7. Choose Third-party service as the use case and copy the Access Key ID and Secret Access Key.

NOTE: Store credentials in a secrets manager (AWS Secrets Manager, Vault, etc.). Never commit to version control.

8. Open the Okta Admin Console, navigate to Applications, select AWS IAM Identity Center, and choose AI agent import.

9. Navigate to Configuration, select AWS Bedrock as the provider, and enter the copied Access Key ID and Secret Access Key.

10. Select the regions where agents exist and choose the appropriate platforms.

11. Select Test Connection and choose Save.

Microsoft Office 365 Integration Steps

To integrate Microsoft Office 365 agents, register a new application in the Azure Portal, generate a client secret, grant Microsoft Graph API permissions, and add the source in the Okta Admin Console.

1. Open the Azure Portal, navigate to Azure Active Directory, select App Registrations, and choose New registration.

2. Enter Okta-AI-Agent-Import as the name, select Single tenant for supported account types, leave the Redirect URL blank, and choose Register.

3. Copy the Application (client) ID and Directory (tenant) ID from the Overview page.

4. Navigate to Certificates & secrets and select New client secret.

5. Enter Okta AI Agent Import as the description, set the expiration to 90 days, select Add, and copy the secret value.

6. Navigate to API permissions and select Add a permission.

7. Choose Microsoft Graph, select Application permissions, search for Agent, and add AgentInstance.Read.All.

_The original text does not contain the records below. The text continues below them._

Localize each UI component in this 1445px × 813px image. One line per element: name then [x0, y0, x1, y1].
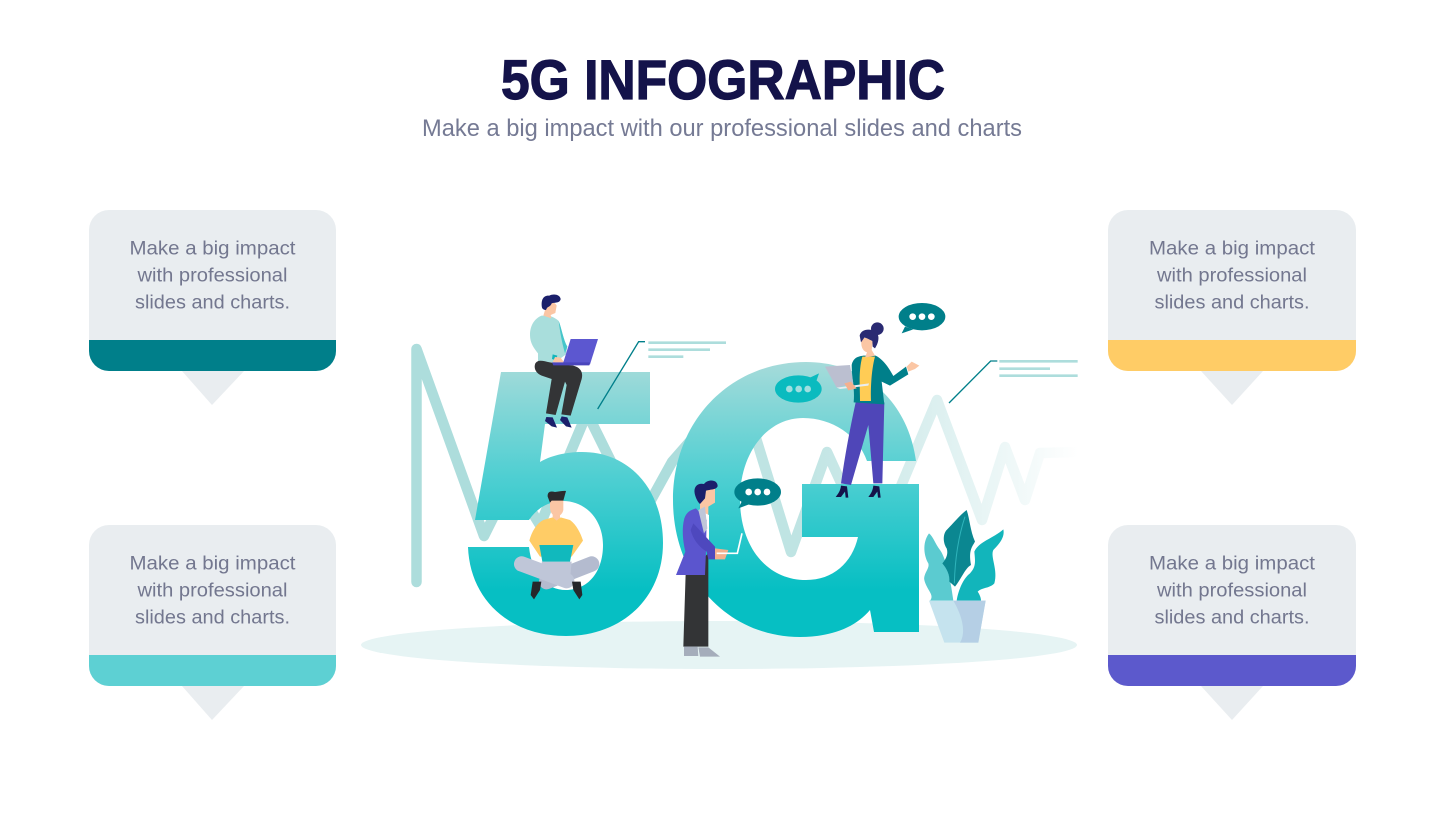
figure: standing woman with tablet — [825, 322, 919, 498]
panel: top right card — [1108, 210, 1356, 405]
panel: bottom right card: Make a big impact — [1149, 554, 1316, 574]
callout: right leader and lines — [949, 361, 1078, 403]
panel: bottom left card: Make a big impact — [130, 554, 296, 574]
speech bubble: on letter G — [775, 373, 822, 403]
panel: bottom left card — [89, 525, 336, 720]
panel: top right card: slides and charts. — [1154, 292, 1310, 314]
panel: bottom left card: slides and charts. — [135, 608, 290, 628]
subtitle: Make a big impact with our professional slides and charts — [422, 115, 1022, 142]
panel: top left card: with professional — [136, 266, 288, 286]
callout: left leader and lines — [598, 342, 726, 409]
title: 5G INFOGRAPHIC — [501, 48, 945, 111]
figure: man sitting on the 5 with laptop — [530, 294, 598, 428]
panel: bottom right card: with professional — [1156, 580, 1307, 602]
signal wave line — [416, 349, 1076, 582]
panel: top left card: Make a big impact — [130, 238, 296, 260]
speech bubble: woman — [899, 303, 945, 333]
panel: top right card: with professional — [1156, 266, 1307, 286]
big digit 5 — [468, 372, 663, 636]
big letter G — [673, 362, 919, 637]
panel: bottom right card: slides and charts. — [1154, 608, 1310, 628]
ground ellipse — [361, 621, 1077, 669]
panel: bottom right card — [1108, 525, 1356, 720]
panel: bottom left card: with professional — [136, 580, 288, 602]
figure: man sitting cross-legged — [522, 491, 592, 599]
figure: standing man with laptop — [676, 480, 742, 657]
panel: top right card: Make a big impact — [1149, 238, 1316, 260]
icon: potted plant — [924, 510, 1004, 643]
speech bubble: standing man — [734, 478, 781, 508]
panel: top left card — [89, 210, 336, 405]
panel: top left card: slides and charts. — [135, 292, 290, 314]
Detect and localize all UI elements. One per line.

8. Select **Grant admin consent for **. NOTE: The exact permission name might vary based on the Microsoft API. The implementation uses the `.default` scope, which grants all configured application-level permissions.

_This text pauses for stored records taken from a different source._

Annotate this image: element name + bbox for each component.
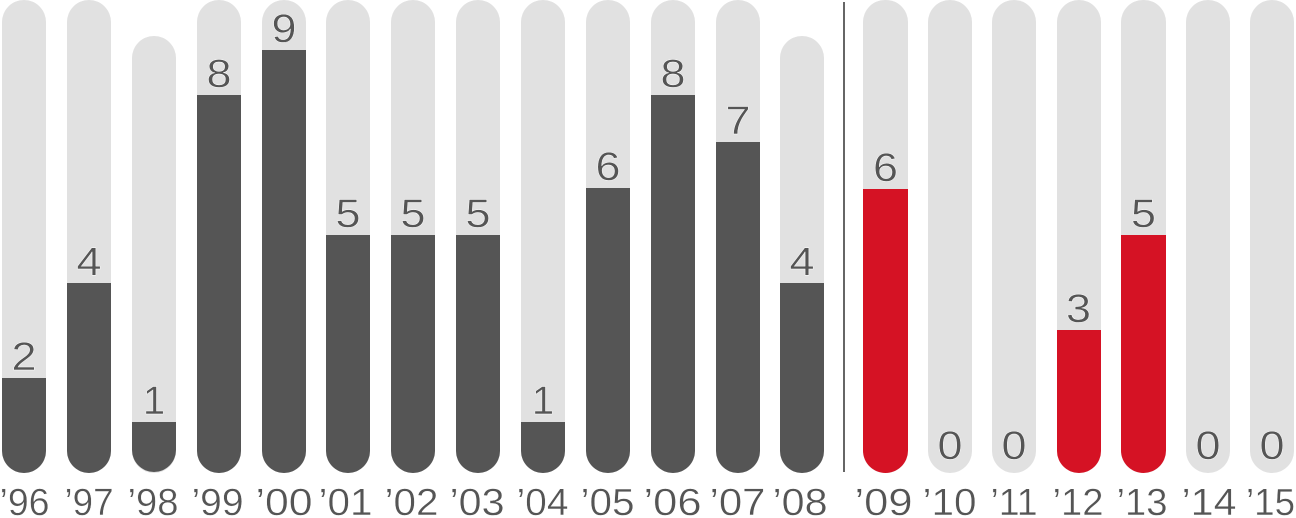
- bar: 2009 value 6: 6: [873, 146, 898, 190]
- bar: 2013 value 5: [1116, 0, 1168, 518]
- bar: 2012 value 3: 3: [1066, 287, 1091, 331]
- bar: 2010 value 0: 0: [938, 424, 962, 468]
- bar: 2015 value 0: [1246, 0, 1295, 518]
- bar: 2003 value 5: [450, 0, 504, 518]
- bar: 2004 value 1: 1: [532, 379, 554, 423]
- bar: 1996 value 2: 2: [12, 335, 36, 379]
- bar: 2005 value 6: [580, 0, 634, 518]
- bar: 2014 value 0: 0: [1196, 424, 1220, 468]
- bar: 2000 value 9: [256, 0, 312, 518]
- bar: 2008 value 4: [772, 36, 828, 518]
- bar: 1997 value 4: [64, 0, 114, 518]
- bar: 2014 value 0: [1182, 0, 1236, 518]
- bar: 1998 value 1: 1: [143, 379, 165, 423]
- bar: 2006 value 8: 8: [660, 52, 686, 96]
- bar: 2005 value 6: 6: [596, 145, 620, 189]
- bar: 2008 value 4: 4: [790, 240, 814, 284]
- bar: 2009 value 6: [854, 0, 912, 518]
- bar: 1999 value 8: [192, 0, 244, 518]
- bar: 2011 value 0: 0: [1002, 424, 1026, 468]
- divider between 2008 and 2009: [843, 2, 845, 472]
- bar: 2002 value 5: [384, 0, 438, 518]
- bar: 2007 value 7: [710, 0, 766, 518]
- bar: 2006 value 8: [644, 0, 702, 518]
- bar: 1999 value 8: 8: [206, 52, 232, 96]
- bar: 1997 value 4: 4: [76, 240, 102, 284]
- bar: 2004 value 1: [516, 0, 568, 518]
- bar: 1998 value 1: [128, 36, 178, 518]
- bar: 2011 value 0: [990, 0, 1038, 518]
- bar: 2002 value 5: 5: [400, 192, 426, 236]
- bar: 2001 value 5: 5: [336, 192, 360, 236]
- bar: 1996 value 2: [0, 0, 50, 518]
- bar: 2003 value 5: 5: [466, 192, 490, 236]
- bar: 2015 value 0: 0: [1260, 424, 1284, 468]
- bar: 2013 value 5: 5: [1131, 192, 1156, 236]
- bar: 2001 value 5: [318, 0, 372, 518]
- bar: 2000 value 9: 9: [272, 7, 296, 51]
- bar: 2007 value 7: 7: [726, 99, 750, 143]
- bar: 2012 value 3: [1052, 0, 1104, 518]
- bar: 2010 value 0: [922, 0, 976, 518]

9. Open the Okta Admin Console, navigate to AI Agent Registry, select Import Sources, and choose Add Source.

10. Select Microsoft Office 365 as the provider.

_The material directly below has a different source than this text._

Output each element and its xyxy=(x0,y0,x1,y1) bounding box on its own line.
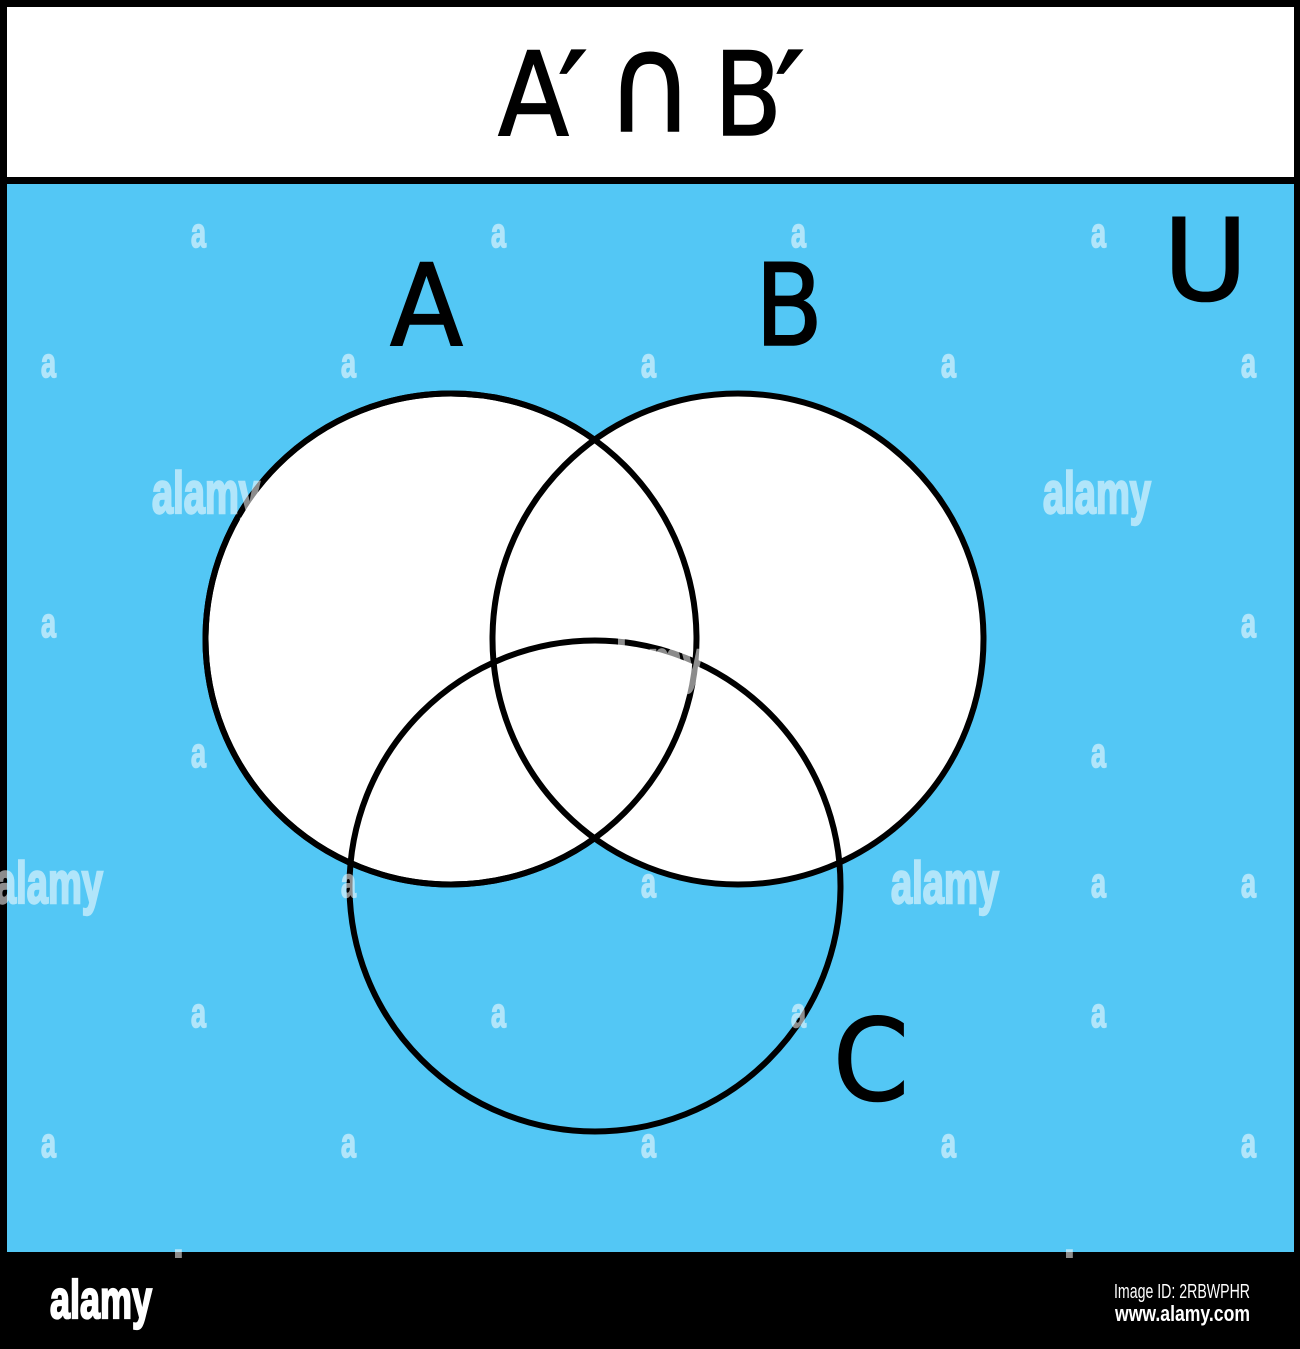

11. Enter the copied Application ID as the Client ID, the secret value as the Client Secret, and the Directory ID as the Tenant ID.

12. Select Test Connection and choose Save.

How does an administrator configure the Salesforce integration?

To configure the Salesforce integration, create a Connected App, retrieve the OAuth 2.0 credentials, configure object permissions, grant access, and add the source in the Okta Admin Console.

1. Open the Salesforce Setup menu, navigate to App Manager, and select New Connected App.

2. Enter Okta AI Agent Import as the Connected App Name, Okta_AI_Agent_Import as the API Name, and enter a contact email.

3. Select Enable OAuth Settings, enter https://localhost as the Callback URL, select Enable Client Credentials Flow, and choose Save.

4. Navigate to App Manager, locate the Connected App, and select Manage Consumer Details.

5. Authenticate and copy the Consumer Key and Consumer Secret.

6. Navigate to Permission Sets and select New Permission Set.

7. Enter AI Agent Import Permissions as the Label and AI_Agent_Import_Permissions as the API Name.

8. Navigate to Object Settings, select GenAiPlannerDefinition, select Read under Object Permissions, and assign the permission set to the integration user.

9. Navigate to Connected Apps, select Manage Connected Apps, and choose the created app.

10. Select Edit Policies, set Permitted Users to Admin approved users are pre-authorized, navigate to Manage Profiles/Permission Sets, and add the appropriate profiles or permission sets.

11. Open the Okta Admin Console, navigate to AI Agent Registry, select Import Sources, and choose Add Source.

12. Select Salesforce as the provider.

13. Enter the copied Consumer Key, Consumer Secret, and the instance URL.

14. Select Test Connection and choose Save.